Why Rating Requirements Don't Make Sense. By DEVEN SHARMA
The market—not government mandates—should decide the value of our work.
WSJ, Jan 19, 2010
Some very eminent voices, including this newspaper, have called for repealing regulations that directly or indirectly require certain investors to hold debt evaluated by rating agencies. They argue this government mandate interferes with the free market and encourages undue investor reliance on credit ratings.
We at Standard & Poor's could not agree more. We support removing investor rating requirements and believe the market—not government mandates—should decide the value of our work.
We have always measured our success by the value we bring investors. We offer our ratings as a view of relative credit risk—not as a buy, hold or sell recommendation. But we recognize that rating mandates may have prompted some investors to use ratings in ways they were never intended.
S&P is one of 10 firms considered by the Securities and Exchange Commission to be "Nationally Recognized Statistical Rating Organizations" (NRSROs). Various federal and state regulations prevent certain banks, public pension funds, money market funds, and other regulated entities from investing in securities unless they have NRSRO ratings.
These regulations may have led some investors to confuse NRSRO ratings with a government seal of approval or to inappropriately use ratings as a short cut for gauging investment suitability, rather than as just one of many tools that investors can use in independently analyzing credit risk.
Now Congress is considering legislation that would subject rating agencies to discriminatory liability standards because of their NRSRO status.
Currently, rating agencies face the same liability standards as accountants and securities analysts. If the proposed legislation becomes law, rating agencies would be subject to discriminatory, more onerous, liability standards than other capital markets participants. The proposed legislation could also make it difficult for new or small rating agencies to enter the market.
Worse, the proposed standards could deter firms from rating new debt, which would restrict the amount of capital available to new enterprises and technologies—capital that is critical to job creation.
Ratings are a valuable benchmark for investors.
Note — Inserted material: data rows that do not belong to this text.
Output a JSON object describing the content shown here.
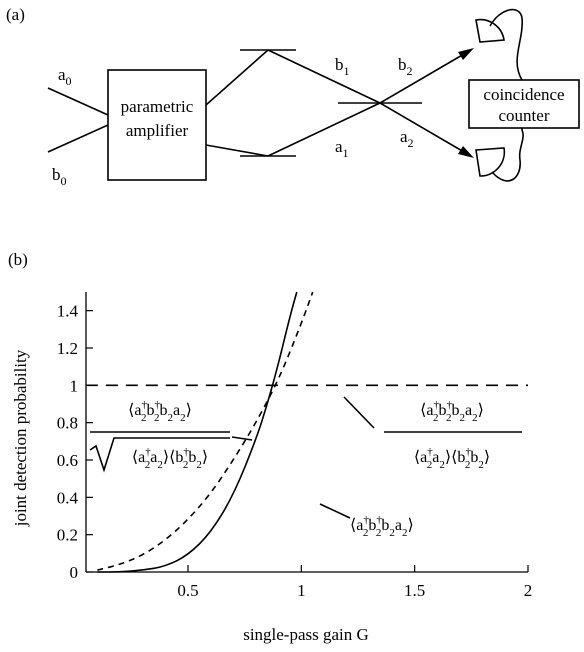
{
  "panel_a": {
    "panel_label": "(a)",
    "input_labels": [
      "a",
      "0",
      "b",
      "0"
    ],
    "amplifier_label_line1": "parametric",
    "amplifier_label_line2": "amplifier",
    "mode_labels": {
      "b1": [
        "b",
        "1"
      ],
      "a1": [
        "a",
        "1"
      ],
      "b2": [
        "b",
        "2"
      ],
      "a2": [
        "a",
        "2"
      ]
    },
    "counter_label_line1": "coincidence",
    "counter_label_line2": "counter"
  },
  "panel_b": {
    "panel_label": "(b)",
    "annotations": {
      "dashed_curve": "⟨a₂†b₂†b₂a₂⟩ / √(⟨a₂†a₂⟩⟨b₂†b₂⟩)",
      "flat_line": "⟨a₂†b₂†b₂a₂⟩ / (⟨a₂†a₂⟩⟨b₂†b₂⟩)",
      "solid_curve": "⟨a₂†b₂†b₂a₂⟩"
    }
  },
  "chart_data": {
    "type": "line",
    "title": "",
    "xlabel": "single-pass gain G",
    "ylabel": "joint detection probability",
    "xlim": [
      0.05,
      2.0
    ],
    "ylim": [
      0,
      1.5
    ],
    "xticks": [
      0.5,
      1,
      1.5,
      2
    ],
    "xtick_labels": [
      "0.5",
      "1",
      "1.5",
      "2"
    ],
    "yticks": [
      0,
      0.2,
      0.4,
      0.6,
      0.8,
      1,
      1.2,
      1.4
    ],
    "ytick_labels": [
      "0",
      "0.2",
      "0.4",
      "0.6",
      "0.8",
      "1",
      "1.2",
      "1.4"
    ],
    "grid": false,
    "series": [
      {
        "style": "solid",
        "x": [
          0.1,
          0.2,
          0.3,
          0.4,
          0.5,
          0.6,
          0.7,
          0.8,
          0.85,
          0.9,
          0.95,
          0.98
        ],
        "y": [
          0.0,
          0.0,
          0.01,
          0.03,
          0.09,
          0.21,
          0.41,
          0.71,
          0.9,
          1.12,
          1.37,
          1.52
        ]
      },
      {
        "style": "dashed",
        "x": [
          0.1,
          0.2,
          0.3,
          0.4,
          0.5,
          0.6,
          0.7,
          0.8,
          0.9,
          1.0,
          1.05
        ],
        "y": [
          0.01,
          0.04,
          0.09,
          0.17,
          0.28,
          0.42,
          0.6,
          0.8,
          1.03,
          1.33,
          1.52
        ]
      },
      {
        "style": "long-dashed",
        "x": [
          0.05,
          2.0
        ],
        "y": [
          1.0,
          1.0
        ]
      }
    ]
  }
}
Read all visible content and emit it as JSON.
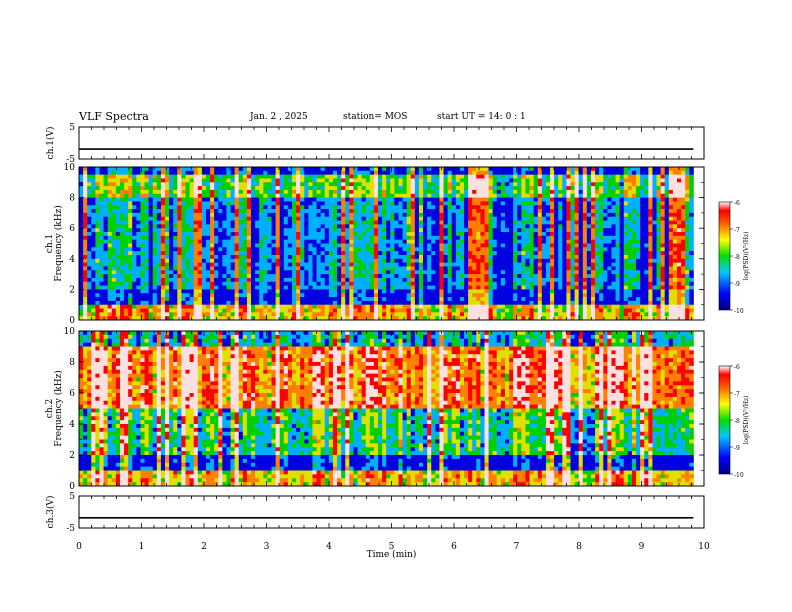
{
  "header": {
    "title": "VLF Spectra",
    "date": "Jan. 2 , 2025",
    "station": "station= MOS",
    "start": "start UT = 14: 0 : 1"
  },
  "chart_data": [
    {
      "type": "line",
      "panel": "ch1-voltage",
      "ylabel": "ch.1(V)",
      "ylim": [
        -5,
        5
      ],
      "yticks": [
        "5",
        "-5"
      ],
      "xlim": [
        0,
        10
      ],
      "series": [
        {
          "x": [
            0,
            9.83
          ],
          "values": [
            -1.9,
            -1.9
          ]
        }
      ]
    },
    {
      "type": "heatmap",
      "panel": "ch1-spectrogram",
      "ylabel": "ch.1 Frequency (kHz)",
      "ylim": [
        0,
        10
      ],
      "yticks": [
        "0",
        "2",
        "4",
        "6",
        "8",
        "10"
      ],
      "xlim": [
        0,
        10
      ],
      "colorbar": {
        "label": "log(PSD)(V²/Hz)",
        "range": [
          -10,
          -6
        ],
        "ticks": [
          "-6",
          "-7",
          "-8",
          "-9",
          "-10"
        ]
      },
      "description_levels": {
        "below_1kHz": -7,
        "1_to_2kHz": -10,
        "2_to_8kHz": -9,
        "above_8kHz": -8
      }
    },
    {
      "type": "heatmap",
      "panel": "ch2-spectrogram",
      "ylabel": "ch.2 Frequency (kHz)",
      "ylim": [
        0,
        10
      ],
      "yticks": [
        "0",
        "2",
        "4",
        "6",
        "8",
        "10"
      ],
      "xlim": [
        0,
        10
      ],
      "colorbar": {
        "label": "log(PSD)(V²/Hz)",
        "range": [
          -10,
          -6
        ],
        "ticks": [
          "-6",
          "-7",
          "-8",
          "-9",
          "-10"
        ]
      },
      "description_levels": {
        "below_1kHz": -7,
        "1_to_2kHz": -10,
        "2_to_5kHz": -8.5,
        "5_to_9kHz": -6.5
      }
    },
    {
      "type": "line",
      "panel": "ch3-voltage",
      "ylabel": "ch.3(V)",
      "ylim": [
        -5,
        5
      ],
      "yticks": [
        "5",
        "-5"
      ],
      "xlim": [
        0,
        10
      ],
      "series": [
        {
          "x": [
            0,
            9.83
          ],
          "values": [
            -1.8,
            -1.8
          ]
        }
      ]
    }
  ],
  "xaxis": {
    "label": "Time (min)",
    "ticks": [
      "0",
      "1",
      "2",
      "3",
      "4",
      "5",
      "6",
      "7",
      "8",
      "9",
      "10"
    ]
  }
}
With respect to the assumptions underlying our ratings of U.S. residential mortgage securities in recent years, yes, we and others, including banks and regulators, failed to anticipate how steep the fall in house prices would be.
We have learned from this harsh lesson and have made significant revisions to our rating approach. Those revisions include modifying our methodologies and criteria to better account for a possible period of severe economic stress. Our ratings should now be more stable, comparable and transparent than before.
For instance, our criteria for rating a security as AAA (our highest designation) include consideration of what could happen to a security if the country faces an economic scenario on par with the Great Depression.
While we believe these and other enhancements will create more forward-looking ratings, it is still true that a credit rating is not intended to be, and must never be used, as the sole determinant of how well an investment meets an investor's needs.
That is why we believe rating mandates should be removed and why other rating firms that have made important changes in response to the financial crisis should also embrace removing rating mandates.
Standard & Poor's traces its origins back 150 years, long before any rating mandate, and would certainly be able to compete in an open market, as it does now overseas. We deploy over 1,300 credit rating analysts to provide investors with ratings that represent a common risk benchmark across industry sectors and geographic regions, as well as over time.
The administration and Congress aim to prevent another financial meltdown by increasing regulatory oversight and transparency for rating agencies, derivatives and mortgage underwriting practices. They also aim to diminish systemic risk. We support these reforms insofar as they create a level playing field that ensures that capital markets return to sustainable growth.
Irrespective of regulatory reforms, our most important audience will remain the marketplace. If our ratings are valuable, people will use them. If not, market participants should not be forced to use them. We should be judged by the quality of our products and the value investors derive from them.
Mr. Sharma is president of Standard & Poor's.